Ha! Fat chance! It falls to the easiest of all quantum attacks: the "Just do it under superposition, dummy!" attack. Okay, it's not so much an "attack" as it is a reminder about the basic capabilities of quantum computers. But, historically speaking, the ability to simply not measure intermediate data was often overlooked. For example, see any of the old proposed quantum protocols for oblivious transfer or precommitment.

To break the AES+X-or-Z method, Bob starts by writing an is_valid_document function. The function takes the unlocked data, performs the AES decryption, and applies a simple statistical test to see if the result looks like English. Bob then compiles is_valid_document into a quantum circuit that does the whole computation under superposition, runs his key+document qubits through this circuit, and measures the function's result. Note that uncomputation is used, so there are no ancilla left behind except for the "did it work?" result.

If the document was encoded in the computation basis, i.e. onto the Z axis, then he gets a "Yup! Valid! Use the Z axis!" result. Based on that, he measures everything on the Z axis, decrypts, and wins.

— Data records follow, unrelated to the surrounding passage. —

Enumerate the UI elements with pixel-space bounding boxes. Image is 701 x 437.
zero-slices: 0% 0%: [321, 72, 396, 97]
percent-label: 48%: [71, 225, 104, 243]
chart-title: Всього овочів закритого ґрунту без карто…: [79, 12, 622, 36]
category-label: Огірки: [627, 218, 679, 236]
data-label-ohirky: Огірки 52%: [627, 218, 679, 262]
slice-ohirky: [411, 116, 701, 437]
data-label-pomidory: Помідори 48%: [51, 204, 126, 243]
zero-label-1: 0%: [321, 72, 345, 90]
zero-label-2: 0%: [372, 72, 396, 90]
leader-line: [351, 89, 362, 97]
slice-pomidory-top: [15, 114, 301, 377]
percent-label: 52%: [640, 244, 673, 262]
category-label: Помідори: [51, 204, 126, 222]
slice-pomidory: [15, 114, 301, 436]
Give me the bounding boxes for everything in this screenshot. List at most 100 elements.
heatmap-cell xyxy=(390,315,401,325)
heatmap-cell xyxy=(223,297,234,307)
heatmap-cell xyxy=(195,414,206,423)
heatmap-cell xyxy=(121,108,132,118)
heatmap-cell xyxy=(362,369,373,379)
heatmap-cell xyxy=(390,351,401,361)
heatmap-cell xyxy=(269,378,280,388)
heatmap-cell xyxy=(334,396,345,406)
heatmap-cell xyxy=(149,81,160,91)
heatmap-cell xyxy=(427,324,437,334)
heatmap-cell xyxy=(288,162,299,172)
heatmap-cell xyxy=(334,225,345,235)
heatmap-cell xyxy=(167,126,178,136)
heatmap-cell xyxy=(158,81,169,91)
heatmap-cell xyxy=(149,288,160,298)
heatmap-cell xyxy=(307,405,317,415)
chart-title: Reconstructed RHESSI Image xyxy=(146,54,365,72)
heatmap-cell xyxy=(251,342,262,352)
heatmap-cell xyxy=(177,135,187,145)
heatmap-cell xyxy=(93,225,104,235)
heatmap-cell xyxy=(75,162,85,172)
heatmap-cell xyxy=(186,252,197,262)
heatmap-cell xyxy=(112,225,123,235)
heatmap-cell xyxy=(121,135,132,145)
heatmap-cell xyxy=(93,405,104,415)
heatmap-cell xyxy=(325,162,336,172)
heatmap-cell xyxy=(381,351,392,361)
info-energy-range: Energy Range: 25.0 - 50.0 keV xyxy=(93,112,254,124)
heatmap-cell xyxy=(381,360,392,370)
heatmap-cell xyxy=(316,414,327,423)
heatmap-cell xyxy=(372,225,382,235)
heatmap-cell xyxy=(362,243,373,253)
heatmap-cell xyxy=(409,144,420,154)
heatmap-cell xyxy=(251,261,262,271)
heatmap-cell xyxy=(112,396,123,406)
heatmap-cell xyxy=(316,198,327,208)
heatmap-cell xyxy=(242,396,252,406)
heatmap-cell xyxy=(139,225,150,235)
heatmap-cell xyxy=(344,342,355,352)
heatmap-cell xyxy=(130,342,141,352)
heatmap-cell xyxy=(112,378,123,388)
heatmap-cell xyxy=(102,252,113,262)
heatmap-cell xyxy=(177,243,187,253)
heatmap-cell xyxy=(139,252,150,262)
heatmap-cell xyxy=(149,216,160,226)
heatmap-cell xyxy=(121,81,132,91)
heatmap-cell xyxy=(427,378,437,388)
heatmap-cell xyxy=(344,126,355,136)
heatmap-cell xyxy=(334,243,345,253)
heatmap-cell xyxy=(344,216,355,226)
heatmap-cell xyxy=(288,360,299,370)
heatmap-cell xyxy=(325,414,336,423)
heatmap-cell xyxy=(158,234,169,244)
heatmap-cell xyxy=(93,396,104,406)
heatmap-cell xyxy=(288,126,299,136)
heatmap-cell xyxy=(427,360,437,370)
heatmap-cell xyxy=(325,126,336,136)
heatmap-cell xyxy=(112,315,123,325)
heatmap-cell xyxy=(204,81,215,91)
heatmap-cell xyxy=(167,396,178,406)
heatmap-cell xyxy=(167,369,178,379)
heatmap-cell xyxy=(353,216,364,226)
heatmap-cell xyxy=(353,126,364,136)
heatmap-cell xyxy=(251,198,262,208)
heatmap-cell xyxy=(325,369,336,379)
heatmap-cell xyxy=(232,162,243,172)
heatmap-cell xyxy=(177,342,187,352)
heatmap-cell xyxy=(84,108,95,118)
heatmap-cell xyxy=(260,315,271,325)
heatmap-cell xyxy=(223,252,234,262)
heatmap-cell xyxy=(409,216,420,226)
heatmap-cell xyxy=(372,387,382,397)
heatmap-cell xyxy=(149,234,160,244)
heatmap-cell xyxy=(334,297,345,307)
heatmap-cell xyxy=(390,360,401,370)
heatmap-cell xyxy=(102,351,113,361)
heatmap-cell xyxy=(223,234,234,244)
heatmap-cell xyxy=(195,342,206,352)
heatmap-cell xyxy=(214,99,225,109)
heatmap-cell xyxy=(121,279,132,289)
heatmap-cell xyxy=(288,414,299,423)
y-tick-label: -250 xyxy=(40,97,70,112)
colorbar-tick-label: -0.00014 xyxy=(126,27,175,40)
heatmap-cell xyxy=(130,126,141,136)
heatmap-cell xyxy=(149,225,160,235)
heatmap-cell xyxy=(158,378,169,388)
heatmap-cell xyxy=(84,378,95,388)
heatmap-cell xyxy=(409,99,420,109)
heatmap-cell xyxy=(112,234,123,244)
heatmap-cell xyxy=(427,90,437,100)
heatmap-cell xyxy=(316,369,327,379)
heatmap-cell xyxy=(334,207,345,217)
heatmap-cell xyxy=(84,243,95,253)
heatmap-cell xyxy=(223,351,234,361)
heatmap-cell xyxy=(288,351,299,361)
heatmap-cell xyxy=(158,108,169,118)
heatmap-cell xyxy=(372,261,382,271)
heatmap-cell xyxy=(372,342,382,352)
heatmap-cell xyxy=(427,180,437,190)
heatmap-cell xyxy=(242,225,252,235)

If the document was encoded onto the X axes, then something more complicated happens. X-axis states are uniform superpositions of all the Z-axis states, so basically the circuit will be using all possible AES keys to decrypt all possible payloads. But the chances of a random key decrypting random bits into something that looks like English is incredibly low, especially if the document is long. So the vast majority of the superposition will be cases that fail validation, and when Bob measures the result he gets "Nope! Don't use the Z axis!" with high probability.

Furthermore, although measuring the is-valid result caused a collapse that destroyed any states that happened to pass validation, those states made up such a small fraction of the whole so this is only a tiny perturbation to the overall state. That means we can expect the X-axis measurements to have been essentially unchanged by running the validation process.

So Bob wins in both the Z-axis and X-axis cases (with high probability). And clearly this approach of performing the verification under superposition is going to work on any quantum data locking protocol. If Bob has any way to say "Yup, that data looks right!", then quantum-data-locking that data is not secure in the information-theoretic sense. And if you're not going to get information-theoretic security, you might as well just use AES and "unlock" the data by revealing the key.

# Summary

Quantum data locking is interesting, but dangerous in situations that involve compressible data. This limitation makes it hard to imagine quantum data locking as a useful cryptographic primitive.

Quantum computing adds a whole new dimension to "Don't roll your own crypto!".